Falsifiable or Not
In his highly
informative book, The Most Powerful Idea
in the World, on steam and how it shaped the Industrial Revolution, William
Rosen made an interesting point about a long-debunked theory of heat. Called
the phlogiston theory, it said that anything hot had more of something inside
it – the eponymous phlogiston – that would get released as it cooled.
The theory did
seem to explain why what was left of the wood after burning (ashes) weighed
less than the wood itself: because the phlogiston would have been released. But
other observable phenomenon contradicted the theory:
-
Some
substances (e.g. magnesium) became heavier after being burnt, contrary to what
the theory predicted.
-
Other
substances didn’t change weight even if they cooled e.g. a hot iron bar put in
water weighed the same after it had cooled and was taken out of the water.
Here’s the part
about the theory that Rosen found interesting:
“Though phlogiston theory is wrong, it is
considerably more scientific than is generally understood.”
Huh? What’s so
great about a theory that was ultimately proven wrong, you wonder? Why is Rosen
calling it “more scientific than is generally understood”?
The answer:
because the phlogiston theory was falsifiable. Let Wikipedia explain what “falsifiable” means:
“A statement is called falsifiable if it is
possible to conceive of an observation or an argument which negates the
statement in question.”
Falsifiability is
a must-have characteristic of a scientific theory, as per the philosopher of
science, Karl Popper.
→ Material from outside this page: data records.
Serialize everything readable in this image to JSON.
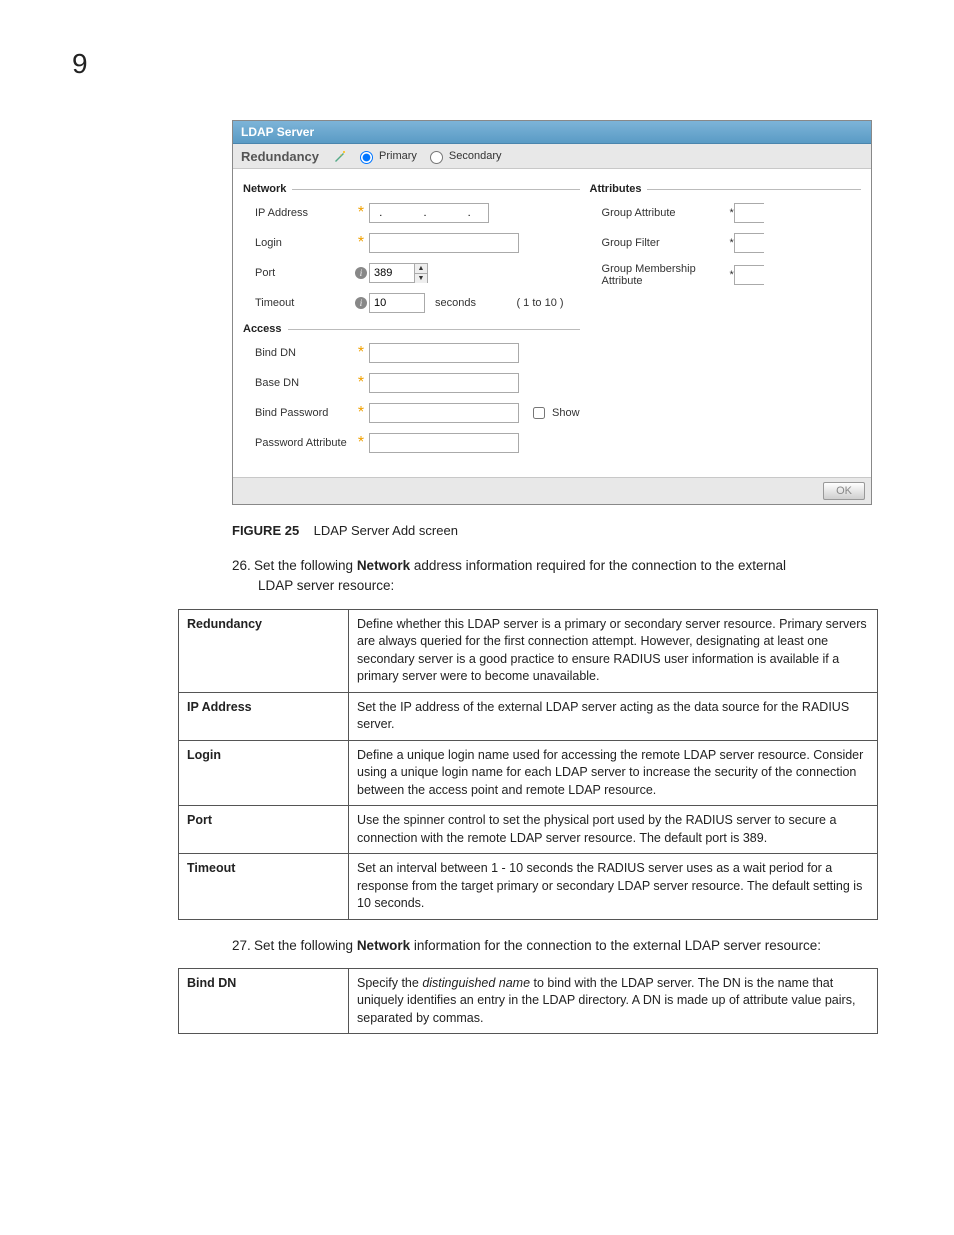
{
  "chapter": "9",
  "panel": {
    "title": "LDAP Server",
    "redundancy": {
      "label": "Redundancy",
      "primary": "Primary",
      "secondary": "Secondary"
    },
    "network": {
      "legend": "Network",
      "ip_label": "IP Address",
      "login_label": "Login",
      "port_label": "Port",
      "port_value": "389",
      "timeout_label": "Timeout",
      "timeout_value": "10",
      "timeout_unit": "seconds",
      "timeout_range": "( 1 to 10 )"
    },
    "access": {
      "legend": "Access",
      "bind_dn": "Bind DN",
      "base_dn": "Base DN",
      "bind_pw": "Bind Password",
      "show": "Show",
      "pw_attr": "Password Attribute"
    },
    "attributes": {
      "legend": "Attributes",
      "group_attr": "Group Attribute",
      "group_filter": "Group Filter",
      "group_mem": "Group Membership Attribute"
    },
    "ok": "OK"
  },
  "caption": {
    "label": "FIGURE 25",
    "text": "LDAP Server Add screen"
  },
  "step26": {
    "num": "26.",
    "pre": "Set the following ",
    "bold": "Network",
    "post": " address information required for the connection to the external LDAP server resource:"
  },
  "table1": {
    "r1": {
      "k": "Redundancy",
      "v": "Define whether this LDAP server is a primary or secondary server resource. Primary servers are always queried for the first connection attempt. However, designating at least one secondary server is a good practice to ensure RADIUS user information is available if a primary server were to become unavailable."
    },
    "r2": {
      "k": "IP Address",
      "v": "Set the IP address of the external LDAP server acting as the data source for the RADIUS server."
    },
    "r3": {
      "k": "Login",
      "v": "Define a unique login name used for accessing the remote LDAP server resource. Consider using a unique login name for each LDAP server to increase the security of the connection between the access point and remote LDAP resource."
    },
    "r4": {
      "k": "Port",
      "v": "Use the spinner control to set the physical port used by the RADIUS server to secure a connection with the remote LDAP server resource. The default port is 389."
    },
    "r5": {
      "k": "Timeout",
      "v": "Set an interval between 1 - 10 seconds the RADIUS server uses as a wait period for a response from the target primary or secondary LDAP server resource. The default setting is 10 seconds."
    }
  },
  "step27": {
    "num": "27.",
    "pre": "Set the following ",
    "bold": "Network",
    "post": " information for the connection to the external LDAP server resource:"
  },
  "table2": {
    "r1": {
      "k": "Bind DN",
      "pre": "Specify the ",
      "italic": "distinguished name",
      "post": " to bind with the LDAP server. The DN is the name that uniquely identifies an entry in the LDAP directory. A DN is made up of attribute value pairs, separated by commas."
    }
  }
}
This may sound trivial until you think of fields that are
not falsifiable. Like astrology. Is
there any single observation that could refute astrology?
Any field that has
a No answer to that question is not science, as per the principle of
falsifiability. Rosen’s appreciation for the phlogiston theory was because it
was falsifiable, a rare thing back then even for scientific theories.
P.S. (The lack of)
Falsifiability is also the reason why many physicists don’t consider certain
modern day theories like the multiverse theory to be science either.